Remarkably, as each member of the Orchestra had left the music of the final movement had continued being taken up and carried by the remaining instruments until it fell upon the last two violins. In other words, Haydn had purposefully written it that way, it was part of his musical imagination to instruct the musicians in the orchestra to leave at specific indicated moments without the point and musical direction of the piece being lost.

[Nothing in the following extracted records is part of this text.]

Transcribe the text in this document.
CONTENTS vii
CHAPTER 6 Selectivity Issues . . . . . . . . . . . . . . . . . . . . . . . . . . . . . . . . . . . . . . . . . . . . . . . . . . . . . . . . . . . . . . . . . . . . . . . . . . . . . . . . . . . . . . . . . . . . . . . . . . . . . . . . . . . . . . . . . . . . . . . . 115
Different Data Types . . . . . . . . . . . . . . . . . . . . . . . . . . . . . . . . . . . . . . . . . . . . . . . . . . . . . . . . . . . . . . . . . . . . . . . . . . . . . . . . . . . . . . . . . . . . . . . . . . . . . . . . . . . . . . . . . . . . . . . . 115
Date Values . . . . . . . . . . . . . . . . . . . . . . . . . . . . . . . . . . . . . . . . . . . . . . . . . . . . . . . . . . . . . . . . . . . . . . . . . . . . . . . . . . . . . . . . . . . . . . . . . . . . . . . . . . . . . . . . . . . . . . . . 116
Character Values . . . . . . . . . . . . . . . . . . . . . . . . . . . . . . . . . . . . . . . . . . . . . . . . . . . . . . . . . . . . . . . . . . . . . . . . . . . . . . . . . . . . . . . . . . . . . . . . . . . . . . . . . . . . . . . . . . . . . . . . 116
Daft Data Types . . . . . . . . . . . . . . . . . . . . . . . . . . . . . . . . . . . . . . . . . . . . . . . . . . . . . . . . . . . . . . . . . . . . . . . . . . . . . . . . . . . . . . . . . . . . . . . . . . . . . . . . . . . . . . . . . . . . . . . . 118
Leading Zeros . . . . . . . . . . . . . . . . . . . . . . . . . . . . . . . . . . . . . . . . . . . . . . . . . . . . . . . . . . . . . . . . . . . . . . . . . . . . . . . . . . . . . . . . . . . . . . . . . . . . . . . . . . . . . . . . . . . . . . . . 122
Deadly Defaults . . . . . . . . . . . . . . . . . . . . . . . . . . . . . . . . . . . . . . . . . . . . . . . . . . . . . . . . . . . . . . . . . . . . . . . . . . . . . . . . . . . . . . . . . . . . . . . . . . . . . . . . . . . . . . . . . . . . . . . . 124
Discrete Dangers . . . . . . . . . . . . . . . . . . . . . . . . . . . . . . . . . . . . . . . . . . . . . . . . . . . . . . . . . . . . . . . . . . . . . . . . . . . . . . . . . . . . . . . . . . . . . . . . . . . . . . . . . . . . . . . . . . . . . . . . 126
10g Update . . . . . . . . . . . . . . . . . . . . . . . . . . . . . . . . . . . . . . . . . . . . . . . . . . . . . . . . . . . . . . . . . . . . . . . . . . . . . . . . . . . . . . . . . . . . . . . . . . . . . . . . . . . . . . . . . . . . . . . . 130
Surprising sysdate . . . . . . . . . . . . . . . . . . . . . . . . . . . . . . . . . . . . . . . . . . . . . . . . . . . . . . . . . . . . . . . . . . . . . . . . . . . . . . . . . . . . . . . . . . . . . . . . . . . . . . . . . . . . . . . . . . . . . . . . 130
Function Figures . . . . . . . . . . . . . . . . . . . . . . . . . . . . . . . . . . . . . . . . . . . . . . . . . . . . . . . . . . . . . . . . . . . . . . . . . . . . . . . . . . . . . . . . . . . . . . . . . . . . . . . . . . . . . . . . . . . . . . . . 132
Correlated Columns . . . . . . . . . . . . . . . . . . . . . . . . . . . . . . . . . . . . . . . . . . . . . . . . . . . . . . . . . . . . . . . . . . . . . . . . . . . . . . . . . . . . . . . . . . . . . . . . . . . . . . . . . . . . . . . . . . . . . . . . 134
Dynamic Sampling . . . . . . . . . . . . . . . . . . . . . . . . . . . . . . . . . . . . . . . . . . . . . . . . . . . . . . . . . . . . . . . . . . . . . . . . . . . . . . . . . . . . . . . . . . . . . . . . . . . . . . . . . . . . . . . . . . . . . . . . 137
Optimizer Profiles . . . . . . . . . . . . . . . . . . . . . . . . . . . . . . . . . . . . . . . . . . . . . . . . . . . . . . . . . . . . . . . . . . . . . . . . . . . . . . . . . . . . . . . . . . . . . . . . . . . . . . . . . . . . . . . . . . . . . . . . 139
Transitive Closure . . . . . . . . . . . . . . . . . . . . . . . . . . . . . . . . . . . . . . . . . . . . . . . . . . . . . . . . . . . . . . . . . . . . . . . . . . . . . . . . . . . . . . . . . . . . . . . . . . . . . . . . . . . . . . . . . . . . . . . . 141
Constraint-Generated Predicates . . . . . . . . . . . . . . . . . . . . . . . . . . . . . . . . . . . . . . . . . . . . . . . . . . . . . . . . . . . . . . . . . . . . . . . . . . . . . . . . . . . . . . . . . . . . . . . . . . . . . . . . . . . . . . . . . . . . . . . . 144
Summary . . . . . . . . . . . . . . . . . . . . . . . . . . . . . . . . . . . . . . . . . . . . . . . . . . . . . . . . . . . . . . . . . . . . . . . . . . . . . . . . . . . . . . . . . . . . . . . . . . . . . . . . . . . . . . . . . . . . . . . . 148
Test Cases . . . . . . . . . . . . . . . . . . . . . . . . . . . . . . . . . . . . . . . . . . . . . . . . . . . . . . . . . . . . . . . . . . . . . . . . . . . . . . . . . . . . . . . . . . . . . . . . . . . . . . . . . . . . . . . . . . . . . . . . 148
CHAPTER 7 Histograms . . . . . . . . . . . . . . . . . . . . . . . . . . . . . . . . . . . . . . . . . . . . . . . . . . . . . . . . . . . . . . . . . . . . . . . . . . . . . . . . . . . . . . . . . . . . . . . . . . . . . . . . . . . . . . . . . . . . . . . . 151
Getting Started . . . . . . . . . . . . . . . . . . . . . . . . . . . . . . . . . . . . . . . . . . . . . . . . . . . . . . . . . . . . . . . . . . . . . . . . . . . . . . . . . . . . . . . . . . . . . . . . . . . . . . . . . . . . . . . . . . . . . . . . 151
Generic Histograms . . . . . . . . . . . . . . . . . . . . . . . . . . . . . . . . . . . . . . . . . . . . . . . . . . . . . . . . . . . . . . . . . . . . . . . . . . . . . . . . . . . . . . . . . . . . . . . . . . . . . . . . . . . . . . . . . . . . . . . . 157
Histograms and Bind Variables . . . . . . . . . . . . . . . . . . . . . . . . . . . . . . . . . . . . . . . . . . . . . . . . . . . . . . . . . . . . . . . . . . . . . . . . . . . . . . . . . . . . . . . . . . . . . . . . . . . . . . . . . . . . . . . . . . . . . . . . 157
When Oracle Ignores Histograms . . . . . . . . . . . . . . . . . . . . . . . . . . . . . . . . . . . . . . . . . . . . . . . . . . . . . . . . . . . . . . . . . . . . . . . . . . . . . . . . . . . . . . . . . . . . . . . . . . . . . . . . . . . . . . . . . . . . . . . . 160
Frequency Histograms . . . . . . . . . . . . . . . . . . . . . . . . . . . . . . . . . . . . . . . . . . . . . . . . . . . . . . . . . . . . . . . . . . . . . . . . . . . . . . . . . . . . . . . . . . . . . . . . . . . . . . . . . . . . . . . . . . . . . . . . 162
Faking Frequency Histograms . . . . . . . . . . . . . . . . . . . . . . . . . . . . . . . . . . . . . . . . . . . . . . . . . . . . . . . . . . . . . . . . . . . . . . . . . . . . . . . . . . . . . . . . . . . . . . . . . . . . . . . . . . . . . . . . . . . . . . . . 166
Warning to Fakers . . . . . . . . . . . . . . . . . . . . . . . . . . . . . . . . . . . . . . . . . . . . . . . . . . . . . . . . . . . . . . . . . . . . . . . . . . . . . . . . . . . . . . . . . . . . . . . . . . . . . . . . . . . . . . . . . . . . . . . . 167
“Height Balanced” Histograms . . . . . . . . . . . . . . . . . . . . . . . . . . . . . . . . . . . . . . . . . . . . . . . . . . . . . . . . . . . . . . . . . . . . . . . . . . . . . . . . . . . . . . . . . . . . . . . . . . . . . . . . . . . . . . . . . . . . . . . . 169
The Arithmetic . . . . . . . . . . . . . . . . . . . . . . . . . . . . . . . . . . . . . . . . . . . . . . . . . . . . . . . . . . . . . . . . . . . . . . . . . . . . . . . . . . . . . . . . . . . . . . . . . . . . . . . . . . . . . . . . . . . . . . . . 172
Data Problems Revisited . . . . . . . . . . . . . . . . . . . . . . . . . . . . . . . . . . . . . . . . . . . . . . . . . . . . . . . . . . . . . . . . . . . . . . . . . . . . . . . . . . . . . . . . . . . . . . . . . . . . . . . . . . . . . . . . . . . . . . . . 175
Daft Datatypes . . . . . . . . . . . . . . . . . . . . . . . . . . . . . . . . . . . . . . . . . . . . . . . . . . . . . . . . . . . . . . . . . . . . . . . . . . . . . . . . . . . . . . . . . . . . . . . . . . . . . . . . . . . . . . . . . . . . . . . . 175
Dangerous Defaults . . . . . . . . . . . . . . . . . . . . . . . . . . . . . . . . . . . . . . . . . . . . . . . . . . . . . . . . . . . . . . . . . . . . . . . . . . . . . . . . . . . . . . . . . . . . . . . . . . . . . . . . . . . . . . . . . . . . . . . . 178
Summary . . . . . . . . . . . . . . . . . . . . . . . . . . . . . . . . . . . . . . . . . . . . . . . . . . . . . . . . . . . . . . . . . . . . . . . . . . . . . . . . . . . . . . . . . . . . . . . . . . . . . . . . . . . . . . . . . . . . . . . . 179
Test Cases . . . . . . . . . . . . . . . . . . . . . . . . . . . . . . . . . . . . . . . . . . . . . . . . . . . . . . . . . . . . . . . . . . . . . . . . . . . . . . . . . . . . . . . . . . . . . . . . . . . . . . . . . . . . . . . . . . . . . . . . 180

Finally, Haydn and Tomasini rose slowly, playing the final notes of the symphony as they turned and followed the rest of the orchestra out of the double doors behind them. We can only imagine the shocked silence that followed as stuffy courtiers hid secret smiles and knowing looks, as Prince Nickolaus’ most public of humiliations was staged before their very eyes. It was musical defiance at its best and it worked. Prince Nickolaus uttered that ‘he could take a hint’ and immediately granted that all of his musicians could return to ‘Eisenstadt’ for the usual Spring break.

It goes to show Music and Art have the potential to utterly change perception, events, people, decisions and beliefs. It is a good story to have ready in reply for any ‘academic’ sorts (mainly those of a scientific or mathematical disposition, I realise this is a sweeping genrealisation) that scoff Music and Art are not really subjects at all, Music and Art peeeuf what good have they ever done, what a useless way to pass time etc. To me they are two of the most important things humans have, they transcend language, race, culture and their beauty can be universally appreciated in a way that nothing else can.

So embrace your creativity, it makes you human and a unique human being at that and one day in a big or small way it could change the way things are. Haydn didn’t know that 238 years later (yes I did use a calculator to work that out but then again I’m not a maths sort!) his act of creative defiance would transcend time and inspire me and make me smile that he got ‘one up’ on his social superiors.